The SAT problem is perhaps the most famous NP-complete problem. As such, SAT solvers can be used to try to solve hard problems, such as travelling salesman or RSA cracking. In practice, many SAT problems are quite easy (but not decryption problems...yet). The solvers are used in software verification, hardware verification and testing, AI planning, routing, etc.
The SAT problem is a Boolean problem. All variables can either be true or false, but nothing else. The SAT problem solves systems of Boolean constraints, called clauses. Namely, SAT solvers work on conjunctive normal form problems (CNFs). There are many ways to efficiently code arbitrary logic into CNF, so this is not so much a restricting factor. Nonetheless, we present CNF and the problem below in a brief self-contained fashion which we find useful. Readers interested in more depth should consult Wikipedia, or The Handbook of Satisfiability, or Donald Knuth's latest volume of The Art of Computer Programming.
A CNF is a conjunction of clauses
c1 and c2 and ... and cM
Each c[i], i in [1..M], is a clause, which is of the form
m1 or m2 or ... or mN
where each m[i], i in [1..N] is either a Boolean variable (such as x), or the negation of a Boolean variable (such as not(y)). An expression which is either a Boolean variable or its negation is called a "literal".
In the following, we refer to variables simply by integers 1,2,3,...
Clauses are often written in succint form
-3 11 12 14 -257
Numerical negation indicates logical negation, and spaces are disjunctions "or". Sometimes "+" is used for "or".
Conjunctions are just concatenation of clauses. We can parenthesize clauses such as
(1 -2) (2 -3) (3 -4) (4 -1)
which expresses a set of clauses whose satisfying assignments are
{1,2,3,4}
or
{-1,-2,-3,-4}
A model of a CNF is a value for each of the variables which makes every clause in the CNF true. The SAT problem is determining whether or not a model exists for a given set of clauses.

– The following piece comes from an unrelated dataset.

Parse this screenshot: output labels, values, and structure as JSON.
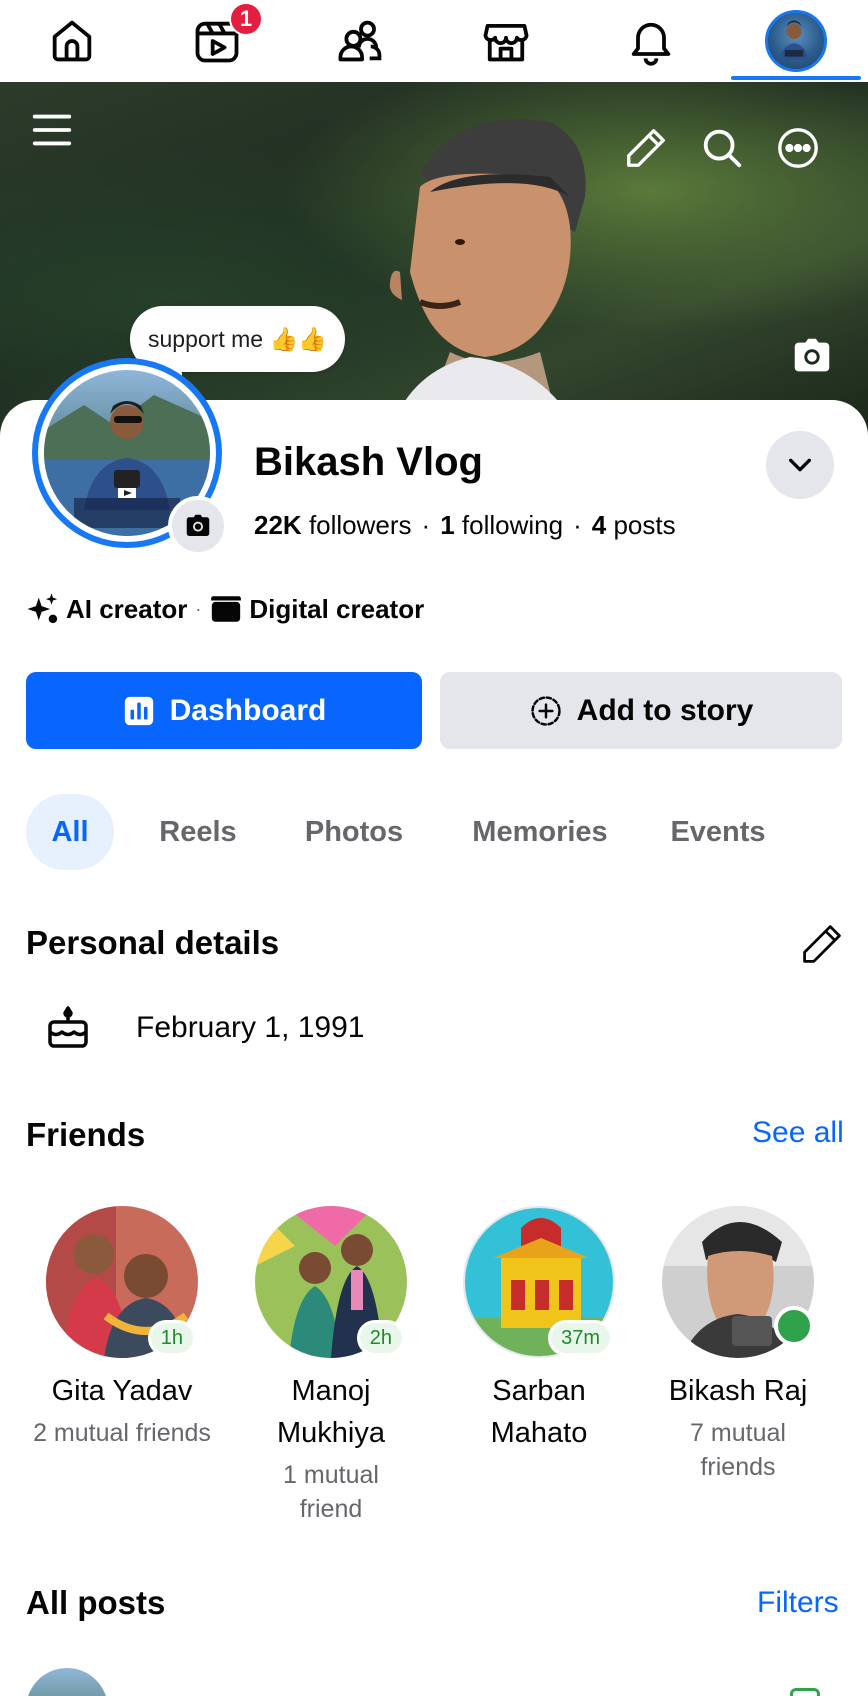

Resolution is a form of logical reasoning with conjunctions of clauses. Given 2 clauses of the form
C + v
and
D + -v
We can conclude that
C + D
must be true.
Here, C and D are arbitrary clauses.
Resolution proof of unsatisfiability is a derivation of the empty disjuction (false) by means of resolution. Resolution proofs, even minimally sized ones, can be very large, exponentially larger than the input problem.
Modern SAT solvers mostly rely on performing operations which correspond to bounded size (in terms of number of variables) number of resolutions. Given this fact together with the fact that the minimal proofs can be exponentially large in the number of variables, some problems can take an exponential amount of time.
Nonetheless, many SAT solvers have heuristics and are optimised so much that even hard problems become tractable. With up to several tens of millions of resolutions happening per second on one modern single core CPU, even problems with known exponential bounds on resolution steps can be solved.